Het groene gevaar

{flike}

Door: Margie v.d. Heijden
Bron: Maandblad van Ons Natuurgenot, Gouda

Het huis lag prachtig in een groot bos aan de Beneden-Suriname rivier vlakbij het Brokopondo stuwmeer. Aan de achterkant van het bos lag een klein meer en ook door het park heen liep een klein stroompje. Over dit stroompje lag een bruggetje, waar we dagelijks meerdere keren overheen gingen. Op een dag riep mijn man Jan: “kijk wat een mooie slang”. Nou ik kan je vertellen dat het best even duurde voordat ik de slang tussen de bladeren ontdekte. Helemaal opgaand in zijn omgeving lag een Chironius exoletus me met zijn grote donkere ogen op te nemen. Deze slang wordt ter plekke papegaaislang genoemd, maar ik betwijfel of dit de juiste benaming is.

De Chironius exoletus is een lange groenachtig/bruine slang met een gele kin en hals. Ze kunnen een lengte bereiken van zo’n 1,5 meter lang, waarbij het vrouwtje iets langer wordt dan het mannetje. Bij de jonge dieren is het groen nog niet zo sterk ontwikkeld, waardoor ze meer bruin zijn van kleur. In totaal zijn er 21 soorten Chironius. Allen komen uit de familie van de gladde slangen (Colubridae) en komen voor in grote delen van Midden- en Zuid-Amerika. Ze leven vooral in primaire of secundaire regenwouden maar ze zijn ook wel eens waargenomen op akkers en zelfs op wegen.

Het is een typisch dagdier. ’s Nachts slaapt hij op struiken of in bomen tot zo’n 5 meter hoog, meestal in de nabijheid van water en overdag gaan ze jagen. Ze leven van boomkikkers, hagedissen en ook vogels.

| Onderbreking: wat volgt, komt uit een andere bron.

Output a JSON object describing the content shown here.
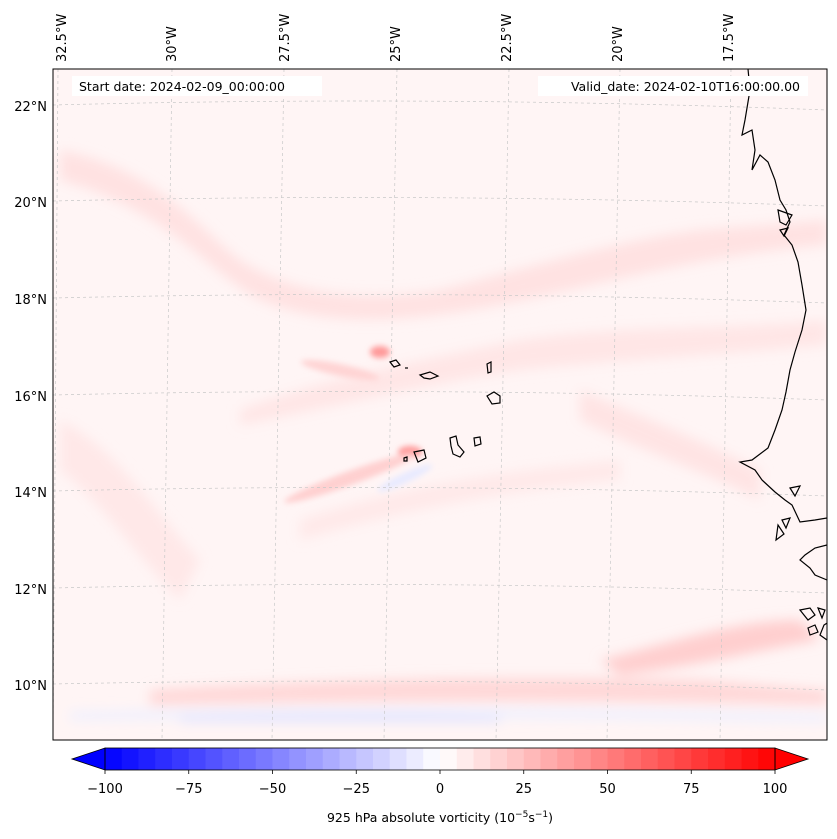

Zijn eigen vijand is vooral de Clelia equatoriana, een donkergrijze 2m. lange slang.

De Chionius exoletus heeft geen gifklieren en is daarom ook onschadelijk voor de mens. Hij staat wel bekend om zijn onaangename karakter en probeert regelmatig mensen aan te vallen en te bijten. Iets wat we nog niet wisten toen we deze prachtslang filmde en fotografeerde en daarom heel dichtbij hem durfde komen. Gelukkig heeft hij ons niet gebeten. Na een tijdje verveelde we hem en gleed hij weer weg tussen de bladeren waarna we hem niet meer hebben gezien.